Both men deserved better, but as a unit Australia have let themselves down. England have earned a 2-1 lead and Ricky Ponting must somehow raise a victory from his dramatically under-performing bunch at The Oval. "We've got a lot of work to do before then," he said. "The first innings, with ball and bat, is something we have to improve."
"You never know" became the catchphrase for Australia in the field, and it will be relevant for the next two weeks. There are still smiles from the side, but the intense glare and the threat of ending a 16-year streak has caused some of them to behave badly. The first explosion came from Ricky Ponting on his run out yesterday while Simon Katich, who suffered an awful lbw decision after a courageous half-century, also left the field yelling today.
When leaders act as poorly as Ponting - he questioned the umpire, the England huddle and their dressing room - something is seriously wrong. The cause is obvious. Ponting is one average Test - perhaps even a good Test considering England's form - from dropping rank as the unofficial holder of the country's second-most important post to the man who lost the Ashes.

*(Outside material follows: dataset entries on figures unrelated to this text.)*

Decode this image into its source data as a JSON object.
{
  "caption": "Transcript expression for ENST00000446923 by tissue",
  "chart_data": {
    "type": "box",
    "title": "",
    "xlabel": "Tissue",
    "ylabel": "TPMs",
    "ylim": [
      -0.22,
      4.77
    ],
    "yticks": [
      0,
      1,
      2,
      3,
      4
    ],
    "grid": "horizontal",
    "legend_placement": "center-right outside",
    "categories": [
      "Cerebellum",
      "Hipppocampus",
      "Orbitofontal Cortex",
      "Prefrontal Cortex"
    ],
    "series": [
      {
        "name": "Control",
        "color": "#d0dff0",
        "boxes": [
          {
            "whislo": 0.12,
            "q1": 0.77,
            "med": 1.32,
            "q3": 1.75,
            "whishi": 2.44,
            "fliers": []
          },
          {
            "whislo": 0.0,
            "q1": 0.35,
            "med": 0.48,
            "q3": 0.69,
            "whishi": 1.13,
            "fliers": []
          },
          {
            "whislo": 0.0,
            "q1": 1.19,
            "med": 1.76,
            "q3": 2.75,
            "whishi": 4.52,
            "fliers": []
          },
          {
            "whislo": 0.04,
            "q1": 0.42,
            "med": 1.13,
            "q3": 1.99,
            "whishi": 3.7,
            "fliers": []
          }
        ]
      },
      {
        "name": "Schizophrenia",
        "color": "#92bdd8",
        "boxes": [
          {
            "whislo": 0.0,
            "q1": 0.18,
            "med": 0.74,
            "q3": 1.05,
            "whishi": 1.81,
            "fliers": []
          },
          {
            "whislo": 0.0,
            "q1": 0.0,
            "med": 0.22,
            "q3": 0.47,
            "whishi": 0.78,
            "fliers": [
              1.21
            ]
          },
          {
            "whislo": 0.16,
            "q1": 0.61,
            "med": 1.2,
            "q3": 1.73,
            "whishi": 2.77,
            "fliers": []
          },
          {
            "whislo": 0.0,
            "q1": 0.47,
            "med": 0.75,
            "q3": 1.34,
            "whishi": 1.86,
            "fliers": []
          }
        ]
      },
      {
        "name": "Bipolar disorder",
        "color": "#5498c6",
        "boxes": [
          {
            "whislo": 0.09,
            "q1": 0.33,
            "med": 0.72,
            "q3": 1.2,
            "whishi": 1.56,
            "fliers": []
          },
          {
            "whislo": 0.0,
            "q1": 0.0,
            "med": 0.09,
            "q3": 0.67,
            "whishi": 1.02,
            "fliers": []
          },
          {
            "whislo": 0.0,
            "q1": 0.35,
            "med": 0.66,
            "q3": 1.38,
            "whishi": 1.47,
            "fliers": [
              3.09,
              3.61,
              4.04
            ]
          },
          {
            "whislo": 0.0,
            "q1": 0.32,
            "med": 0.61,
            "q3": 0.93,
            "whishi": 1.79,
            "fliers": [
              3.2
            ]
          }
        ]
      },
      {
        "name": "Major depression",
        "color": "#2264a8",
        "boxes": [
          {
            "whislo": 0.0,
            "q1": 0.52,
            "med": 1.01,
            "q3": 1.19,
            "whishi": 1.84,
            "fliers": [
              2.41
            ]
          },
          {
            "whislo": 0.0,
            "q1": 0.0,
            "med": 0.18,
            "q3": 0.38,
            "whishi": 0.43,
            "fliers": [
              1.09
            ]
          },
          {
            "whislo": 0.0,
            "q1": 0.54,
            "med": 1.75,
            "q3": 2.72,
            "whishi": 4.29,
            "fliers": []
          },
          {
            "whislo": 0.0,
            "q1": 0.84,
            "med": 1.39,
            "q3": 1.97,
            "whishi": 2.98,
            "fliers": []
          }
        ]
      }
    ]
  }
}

Over the past 30 years Greg Chappell and Allan Border have given up the urn, but none released it from such a seat of lasting power. On the '77 tour news of World Series Cricket broke and there were similar internal struggles in '85 over the South Africa rebels. This time the problems have been on the field and an empire has been slowly been dismantled.
Warne's stores of sticky tape that have held the team together must be running out. Apart from Warne and Lee, who bowled brilliantly and made telling batting contributions, the main threat to England in their chase of 129 was inexperience. It was a flaw in both the previous Tests, when they worked out how to get on top but weren't sure how to stay there.
Australia's overall concern is that since Lord's they have only approached their usual standard when the situation seemed lost. The side performed well following on to set a modest target and Warne turned a flicker of hope into a push for an Ashes-claiming victory.
Post-mortems will include crucial umpiring errors and the trivial fuss of excessive England fielding replacements. Of more significance are the batsmen's record of one hundred and nine half-centuries in four Tests, injuries to Glenn McGrath, rashes of missed catches and no-balls, and mundane back-up bowling compared to England's swinging bullets.
Ponting was proud of his team's fightback and he should be. However, Australia need more pride in their opening performances to end the series with a fierce bang instead of whinging whimpers. They have played well when behind throughout the series so perhaps it's fortunate that they will start that way at The Oval. You never know.